Costa Rica this year presented a detailed plan to decarbonise its economy by 2050 and hopes to provide a template for other nations to act. The country covers around 99% of its power from clean, renewable sources of energy. In September, the country received the 2019 “Champions of the Earth award from UNEP, the UN’s highest environmental honour, for its role in the protection of nature and its commitment to ambitious policies to combat climate change.

PreCOP25 Is a bridge between UN Climate Action Summit and COP25

The PreCOP25 in San Jose is taking place shortly after the Climate Action Summit Convened by UN Secretary-General António Guterres. As the result of a “High Ambition Coalition” initiative, led by Chile, more than 70 countries committed to net zero carbon emissions by 2050 and more than 100 cities did the same, including several of the world’s largest. At least 70 countries announced their intention to boost their national climate action plans under the Paris agreement by 2020.

The UN Secretary General’s special Envoy for the Summit, Luis de Alba, recounted these and other results, and urged more action.

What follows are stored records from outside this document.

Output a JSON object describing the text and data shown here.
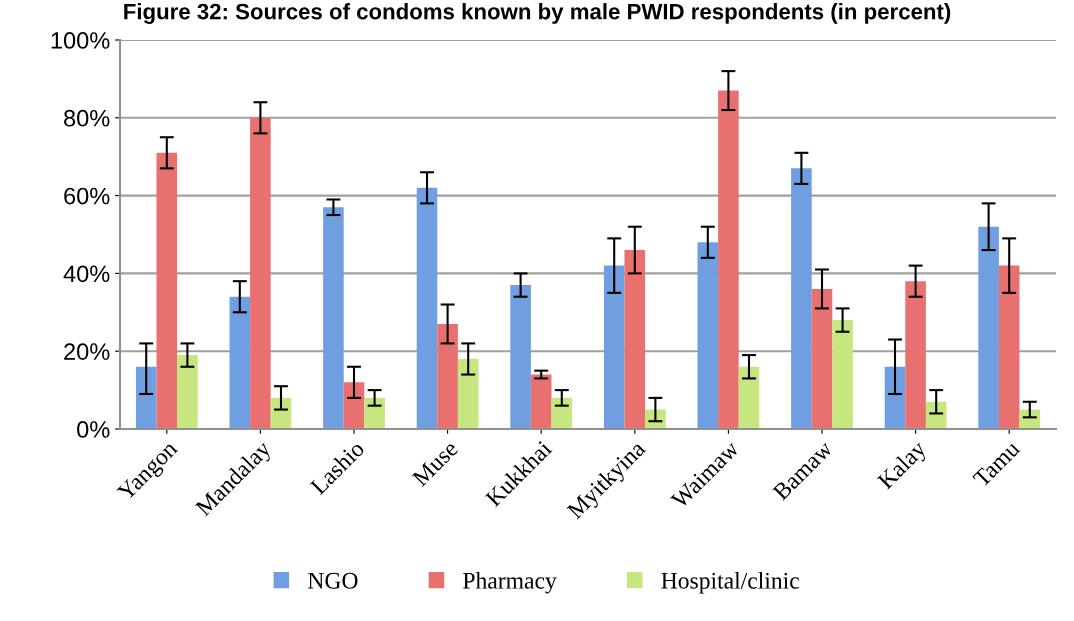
{
  "chart_data": {
    "type": "bar",
    "title": "Figure 32: Sources of condoms known by male PWID respondents (in percent)",
    "categories": [
      "Yangon",
      "Mandalay",
      "Lashio",
      "Muse",
      "Kukkhai",
      "Myitkyina",
      "Waimaw",
      "Bamaw",
      "Kalay",
      "Tamu"
    ],
    "series": [
      {
        "name": "NGO",
        "color": "#6f9fe0",
        "values": [
          16,
          34,
          57,
          62,
          37,
          42,
          48,
          67,
          16,
          52
        ],
        "errors": [
          [
            9,
            22
          ],
          [
            30,
            38
          ],
          [
            55,
            59
          ],
          [
            58,
            66
          ],
          [
            34,
            40
          ],
          [
            35,
            49
          ],
          [
            44,
            52
          ],
          [
            63,
            71
          ],
          [
            9,
            23
          ],
          [
            46,
            58
          ]
        ]
      },
      {
        "name": "Pharmacy",
        "color": "#e8716f",
        "values": [
          71,
          80,
          12,
          27,
          14,
          46,
          87,
          36,
          38,
          42
        ],
        "errors": [
          [
            67,
            75
          ],
          [
            76,
            84
          ],
          [
            8,
            16
          ],
          [
            22,
            32
          ],
          [
            13,
            15
          ],
          [
            40,
            52
          ],
          [
            82,
            92
          ],
          [
            31,
            41
          ],
          [
            34,
            42
          ],
          [
            35,
            49
          ]
        ]
      },
      {
        "name": "Hospital/clinic",
        "color": "#c6e67f",
        "values": [
          19,
          8,
          8,
          18,
          8,
          5,
          16,
          28,
          7,
          5
        ],
        "errors": [
          [
            16,
            22
          ],
          [
            5,
            11
          ],
          [
            6,
            10
          ],
          [
            14,
            22
          ],
          [
            6,
            10
          ],
          [
            2,
            8
          ],
          [
            13,
            19
          ],
          [
            25,
            31
          ],
          [
            4,
            10
          ],
          [
            3,
            7
          ]
        ]
      }
    ],
    "ylim": [
      0,
      100
    ],
    "yticks": [
      {
        "value": 0,
        "label": "0%"
      },
      {
        "value": 20,
        "label": "20%"
      },
      {
        "value": 40,
        "label": "40%"
      },
      {
        "value": 60,
        "label": "60%"
      },
      {
        "value": 80,
        "label": "80%"
      },
      {
        "value": 100,
        "label": "100%"
      }
    ],
    "grid": "y",
    "legend": "bottom"
  }
}
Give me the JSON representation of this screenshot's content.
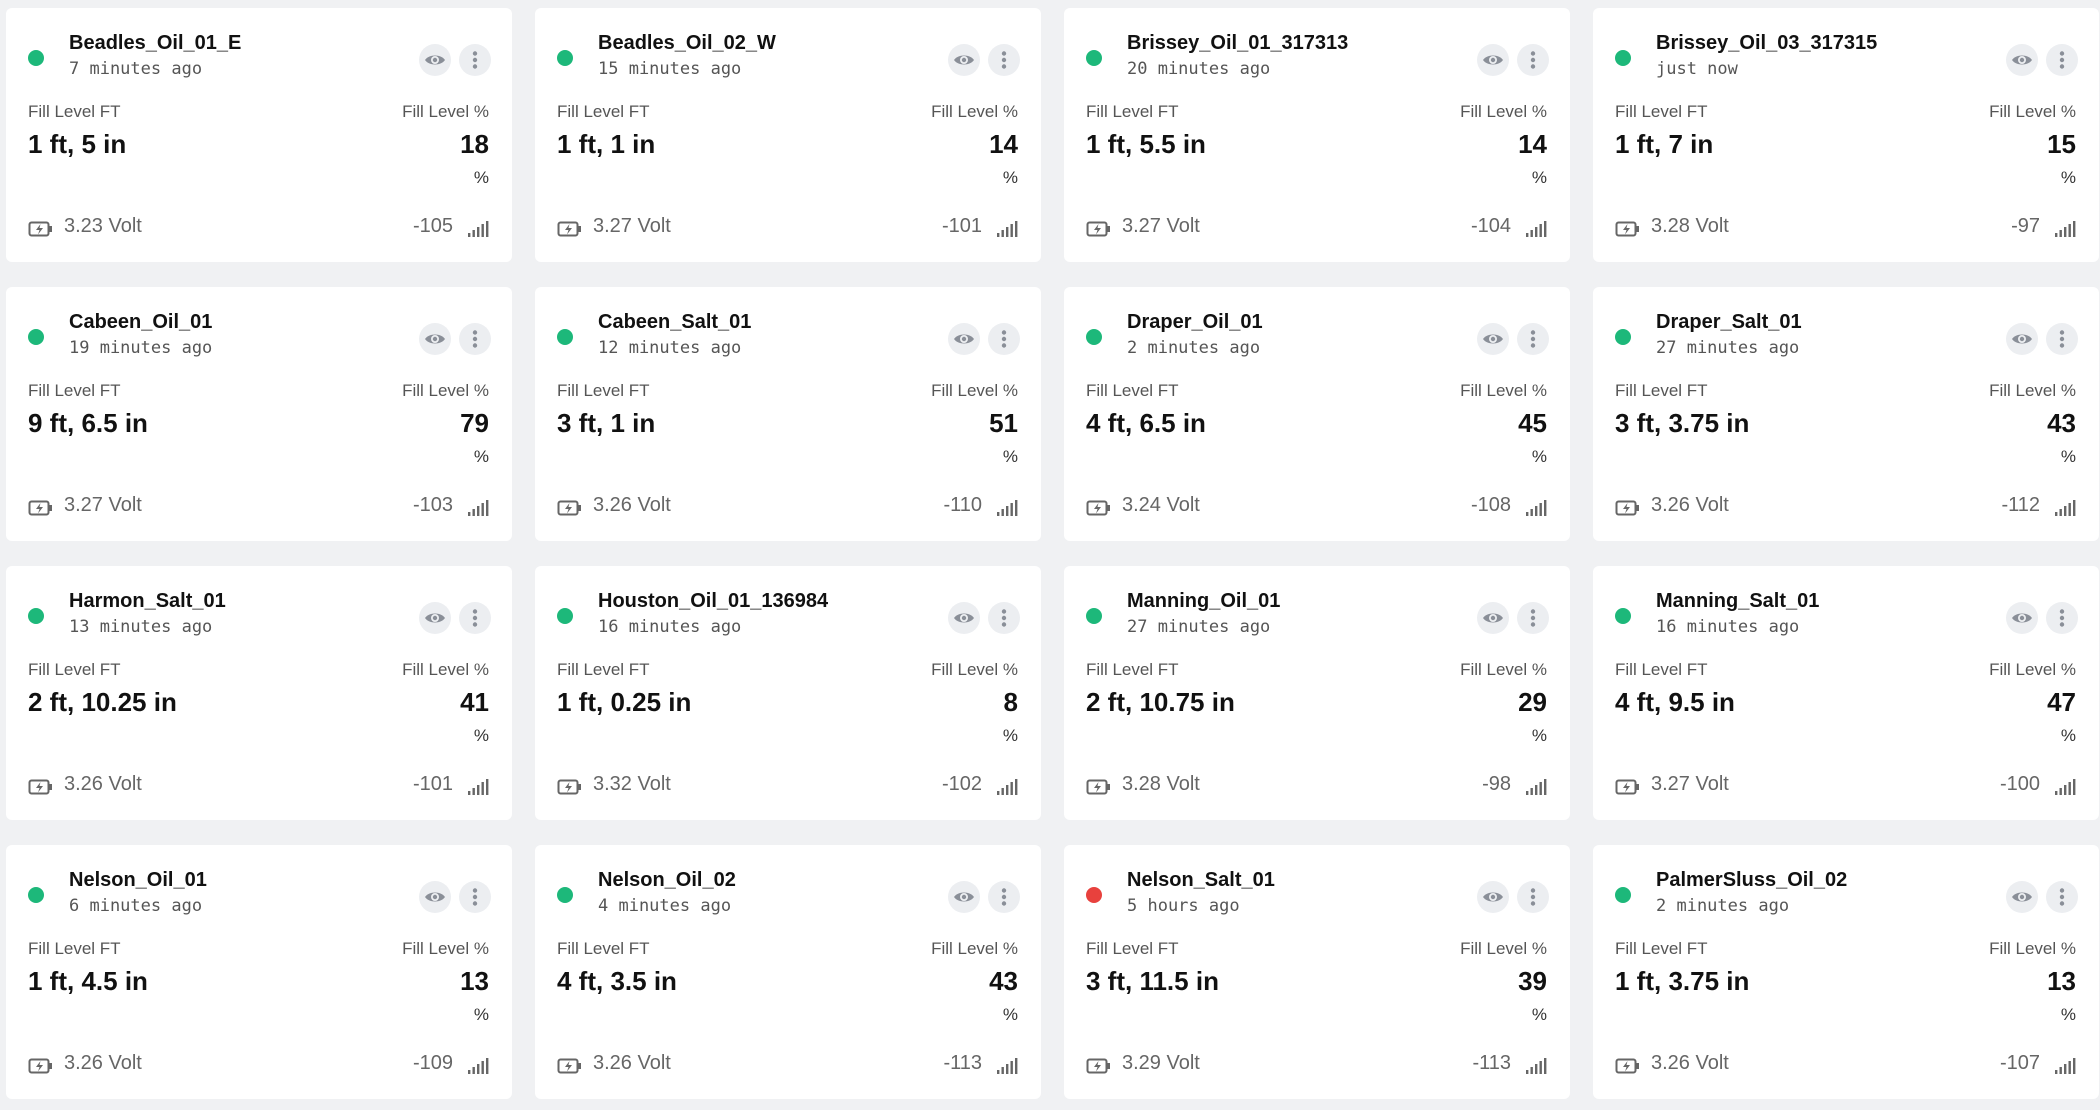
{
  "labels": {
    "fill_ft": "Fill Level FT",
    "fill_pct": "Fill Level %",
    "pct_sign": "%"
  },
  "colors": {
    "online": "#1db87a",
    "offline": "#e8413d"
  },
  "tanks": [
    {
      "name": "Beadles_Oil_01_E",
      "updated": "7 minutes ago",
      "status": "online",
      "fill_ft": "1 ft, 5 in",
      "fill_pct": "18",
      "voltage": "3.23 Volt",
      "rssi": "-105"
    },
    {
      "name": "Beadles_Oil_02_W",
      "updated": "15 minutes ago",
      "status": "online",
      "fill_ft": "1 ft, 1 in",
      "fill_pct": "14",
      "voltage": "3.27 Volt",
      "rssi": "-101"
    },
    {
      "name": "Brissey_Oil_01_317313",
      "updated": "20 minutes ago",
      "status": "online",
      "fill_ft": "1 ft, 5.5 in",
      "fill_pct": "14",
      "voltage": "3.27 Volt",
      "rssi": "-104"
    },
    {
      "name": "Brissey_Oil_03_317315",
      "updated": "just now",
      "status": "online",
      "fill_ft": "1 ft, 7 in",
      "fill_pct": "15",
      "voltage": "3.28 Volt",
      "rssi": "-97"
    },
    {
      "name": "Cabeen_Oil_01",
      "updated": "19 minutes ago",
      "status": "online",
      "fill_ft": "9 ft, 6.5 in",
      "fill_pct": "79",
      "voltage": "3.27 Volt",
      "rssi": "-103"
    },
    {
      "name": "Cabeen_Salt_01",
      "updated": "12 minutes ago",
      "status": "online",
      "fill_ft": "3 ft, 1 in",
      "fill_pct": "51",
      "voltage": "3.26 Volt",
      "rssi": "-110"
    },
    {
      "name": "Draper_Oil_01",
      "updated": "2 minutes ago",
      "status": "online",
      "fill_ft": "4 ft, 6.5 in",
      "fill_pct": "45",
      "voltage": "3.24 Volt",
      "rssi": "-108"
    },
    {
      "name": "Draper_Salt_01",
      "updated": "27 minutes ago",
      "status": "online",
      "fill_ft": "3 ft, 3.75 in",
      "fill_pct": "43",
      "voltage": "3.26 Volt",
      "rssi": "-112"
    },
    {
      "name": "Harmon_Salt_01",
      "updated": "13 minutes ago",
      "status": "online",
      "fill_ft": "2 ft, 10.25 in",
      "fill_pct": "41",
      "voltage": "3.26 Volt",
      "rssi": "-101"
    },
    {
      "name": "Houston_Oil_01_136984",
      "updated": "16 minutes ago",
      "status": "online",
      "fill_ft": "1 ft, 0.25 in",
      "fill_pct": "8",
      "voltage": "3.32 Volt",
      "rssi": "-102"
    },
    {
      "name": "Manning_Oil_01",
      "updated": "27 minutes ago",
      "status": "online",
      "fill_ft": "2 ft, 10.75 in",
      "fill_pct": "29",
      "voltage": "3.28 Volt",
      "rssi": "-98"
    },
    {
      "name": "Manning_Salt_01",
      "updated": "16 minutes ago",
      "status": "online",
      "fill_ft": "4 ft, 9.5 in",
      "fill_pct": "47",
      "voltage": "3.27 Volt",
      "rssi": "-100"
    },
    {
      "name": "Nelson_Oil_01",
      "updated": "6 minutes ago",
      "status": "online",
      "fill_ft": "1 ft, 4.5 in",
      "fill_pct": "13",
      "voltage": "3.26 Volt",
      "rssi": "-109"
    },
    {
      "name": "Nelson_Oil_02",
      "updated": "4 minutes ago",
      "status": "online",
      "fill_ft": "4 ft, 3.5 in",
      "fill_pct": "43",
      "voltage": "3.26 Volt",
      "rssi": "-113"
    },
    {
      "name": "Nelson_Salt_01",
      "updated": "5 hours ago",
      "status": "offline",
      "fill_ft": "3 ft, 11.5 in",
      "fill_pct": "39",
      "voltage": "3.29 Volt",
      "rssi": "-113"
    },
    {
      "name": "PalmerSluss_Oil_02",
      "updated": "2 minutes ago",
      "status": "online",
      "fill_ft": "1 ft, 3.75 in",
      "fill_pct": "13",
      "voltage": "3.26 Volt",
      "rssi": "-107"
    }
  ]
}
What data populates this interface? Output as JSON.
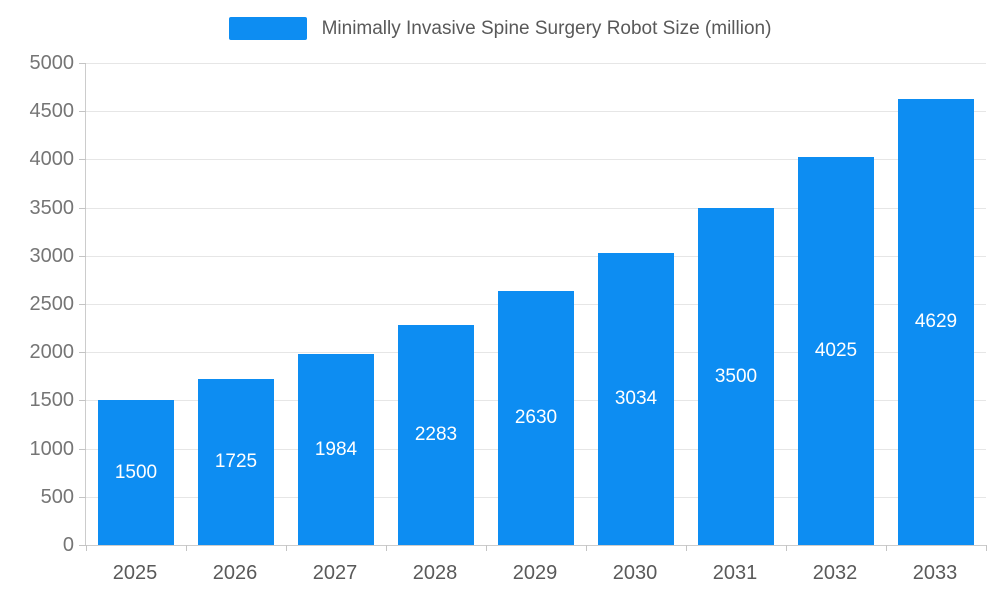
{
  "chart_data": {
    "type": "bar",
    "title": "Minimally Invasive Spine Surgery Robot Size (million)",
    "categories": [
      "2025",
      "2026",
      "2027",
      "2028",
      "2029",
      "2030",
      "2031",
      "2032",
      "2033"
    ],
    "values": [
      1500,
      1725,
      1984,
      2283,
      2630,
      3034,
      3500,
      4025,
      4629
    ],
    "xlabel": "",
    "ylabel": "",
    "ylim": [
      0,
      5000
    ],
    "ytick_step": 500,
    "grid": true,
    "legend_position": "top",
    "bar_color": "#0d8df2",
    "value_label_color": "#ffffff",
    "axis_line_color": "#cccccc",
    "gridline_color": "#e6e6e6",
    "y_label_color": "#757575",
    "x_label_color": "#595959",
    "title_color": "#595959"
  }
}
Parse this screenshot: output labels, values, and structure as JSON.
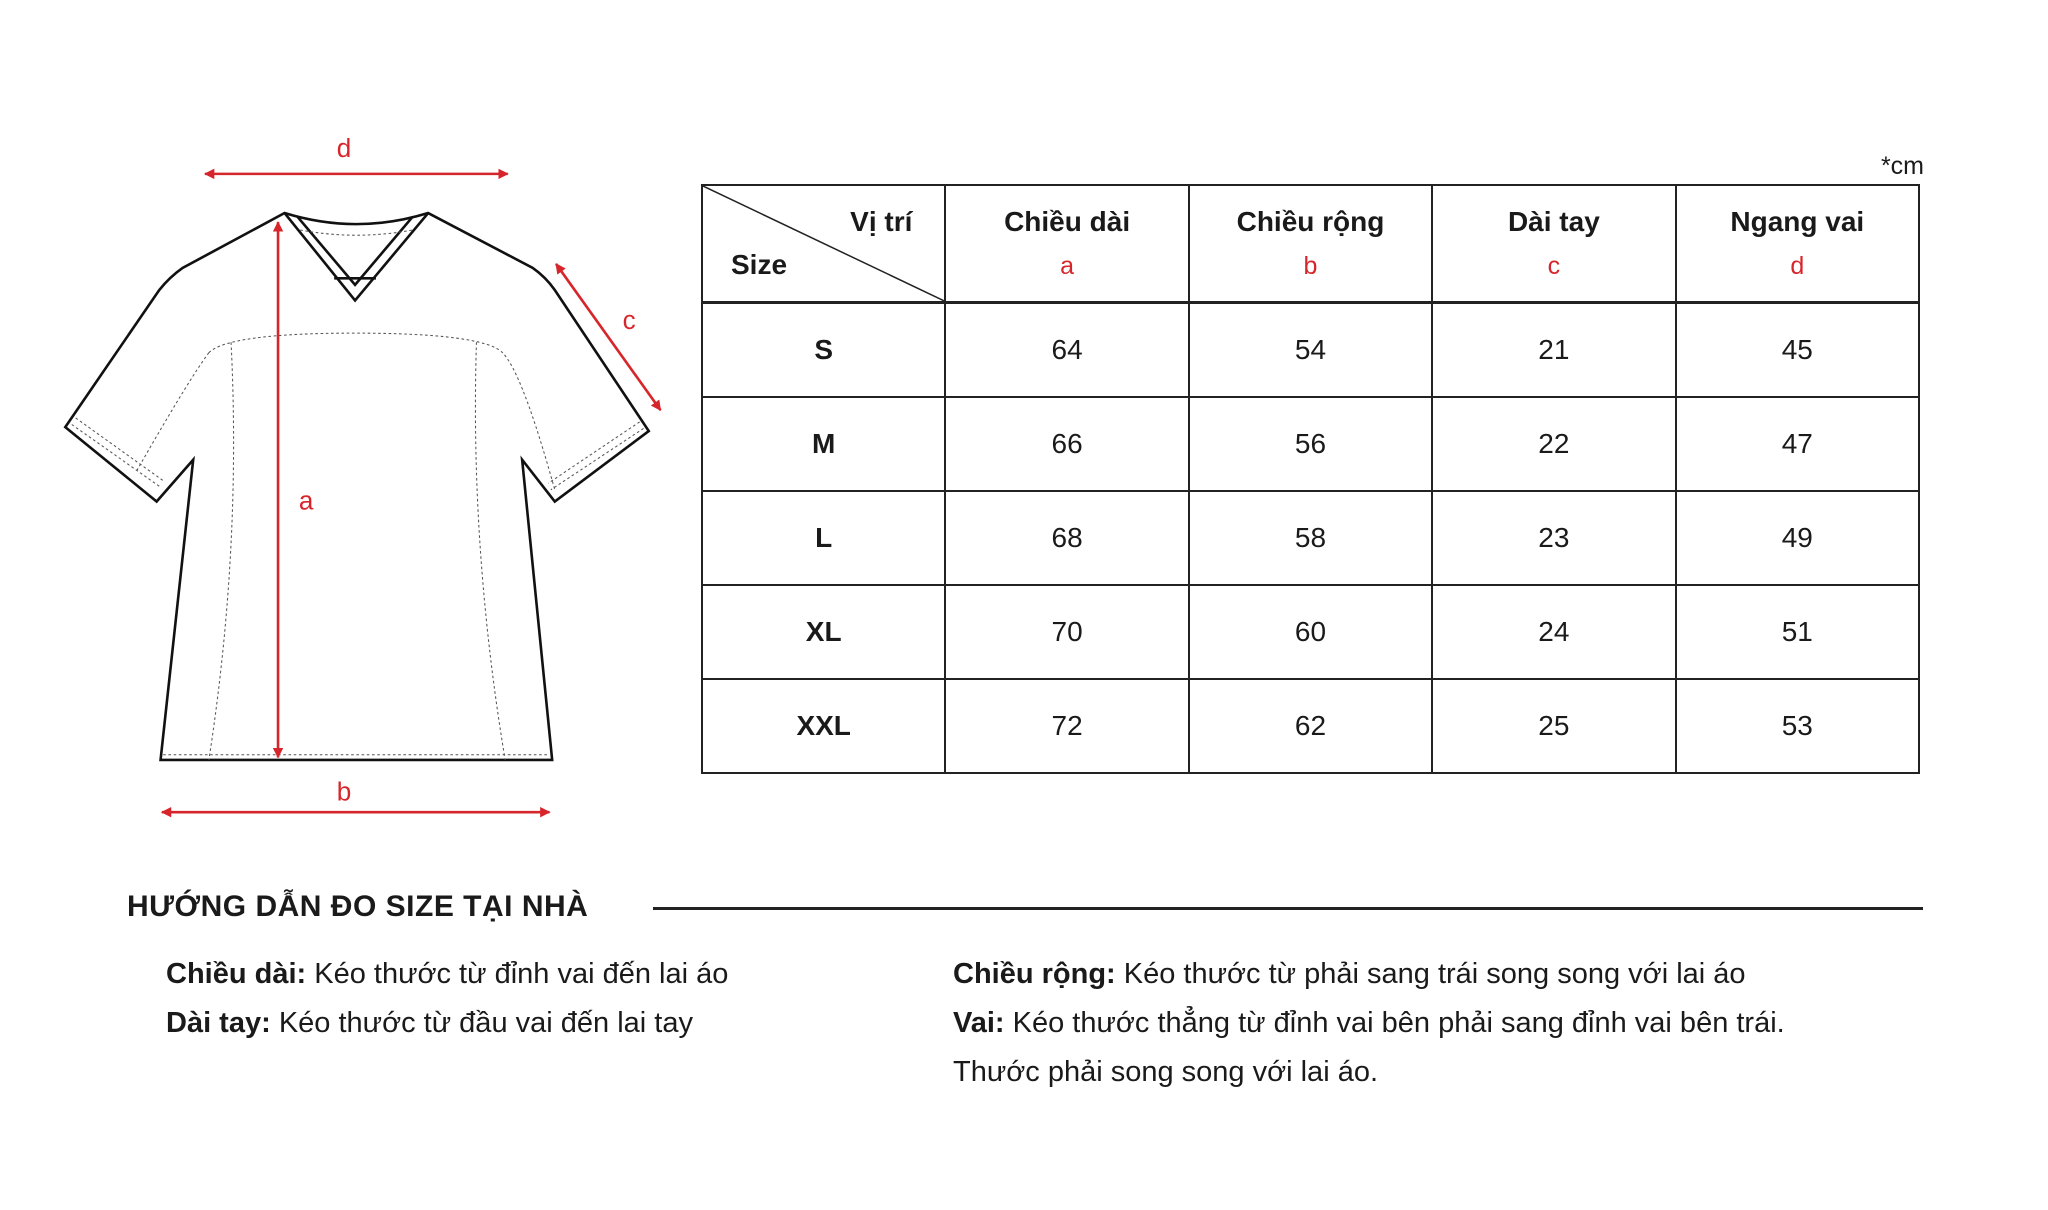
{
  "diagram": {
    "labels": {
      "a": "a",
      "b": "b",
      "c": "c",
      "d": "d"
    },
    "arrow_color": "#d7262b"
  },
  "unit": "*cm",
  "table": {
    "corner_top": "Vị trí",
    "corner_bottom": "Size",
    "columns": [
      {
        "title": "Chiều dài",
        "key": "a"
      },
      {
        "title": "Chiều rộng",
        "key": "b"
      },
      {
        "title": "Dài tay",
        "key": "c"
      },
      {
        "title": "Ngang vai",
        "key": "d"
      }
    ],
    "rows": [
      {
        "size": "S",
        "values": [
          "64",
          "54",
          "21",
          "45"
        ]
      },
      {
        "size": "M",
        "values": [
          "66",
          "56",
          "22",
          "47"
        ]
      },
      {
        "size": "L",
        "values": [
          "68",
          "58",
          "23",
          "49"
        ]
      },
      {
        "size": "XL",
        "values": [
          "70",
          "60",
          "24",
          "51"
        ]
      },
      {
        "size": "XXL",
        "values": [
          "72",
          "62",
          "25",
          "53"
        ]
      }
    ]
  },
  "guide": {
    "title": "HƯỚNG DẪN ĐO SIZE TẠI NHÀ",
    "items": [
      {
        "label": "Chiều dài:",
        "text": " Kéo thước từ đỉnh vai đến lai áo"
      },
      {
        "label": "Dài tay:",
        "text": " Kéo thước từ đầu vai đến lai tay"
      },
      {
        "label": "Chiều rộng:",
        "text": " Kéo thước từ phải sang trái song song với lai áo"
      },
      {
        "label": "Vai:",
        "text": " Kéo thước thẳng từ đỉnh vai bên phải sang đỉnh vai bên trái."
      },
      {
        "label": "",
        "text": "Thước phải song song với lai áo."
      }
    ]
  }
}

“At the Climate Action Summit we saw leaders from many countries, regions, cities and the private sector stepping up with greater action and climate ambition. We applaud that leadership and those that came together to confront the global climate crisis. But there’s a still a long way to go. We are approaching irreversible tipping points. We need many others to take climate action if we are to succeed,” he said.

The international community reportedly made good strides last year by agreeing most the “rulebook” of the Paris Agreement. The Katowice Rulebook represents a set of detailed technical provisions – the same for all Parties to the Paris Agreement – which finally bring the Paris Agreement to life.

However, some issues relating the Rulebook remain to be resolved. And current ambition to tackle climate change in the national climate action plans of countries under the Paris Climate Change Agreement put the world on a path towards a more than 3 degrees Celsius global average temperature rise.

Carolina Schmidt, Chiles’s Environment Minister and incoming President of COP25, outlined her expectations for the December gathering in Santiago.

“We need to urgently increase ambition to reach carbon neutrality by 2050, as science tells us. It’s fundamental to increase ambition in countries, regions, cities and different economic sectors to advance transformative action towards a low-emissions and resilient future. Chile is a small country and vulnerable to climate change; this is why Presidente Sebastián Piñera is facing these challenges with all the courage and responsibility that comes with this historic moment; today it’s time to decisively act and advance towards clean and sustainable development,” she said.

In 2020, counties will submit revised and enhanced climate action plans. Ovais Sarmad, Deputy Executive Secretary of the UN Framework Convention on Climate Change, pointed out that recent announcements made in New York and the results of COP25 will feed into those plans that will be formally submitted to the United Nations next year.

“These plans are only submitted once every five years. Our window of opportunity to address climate change increasingly looks to close within that same time-frame. So, decisions must be made now,” he said.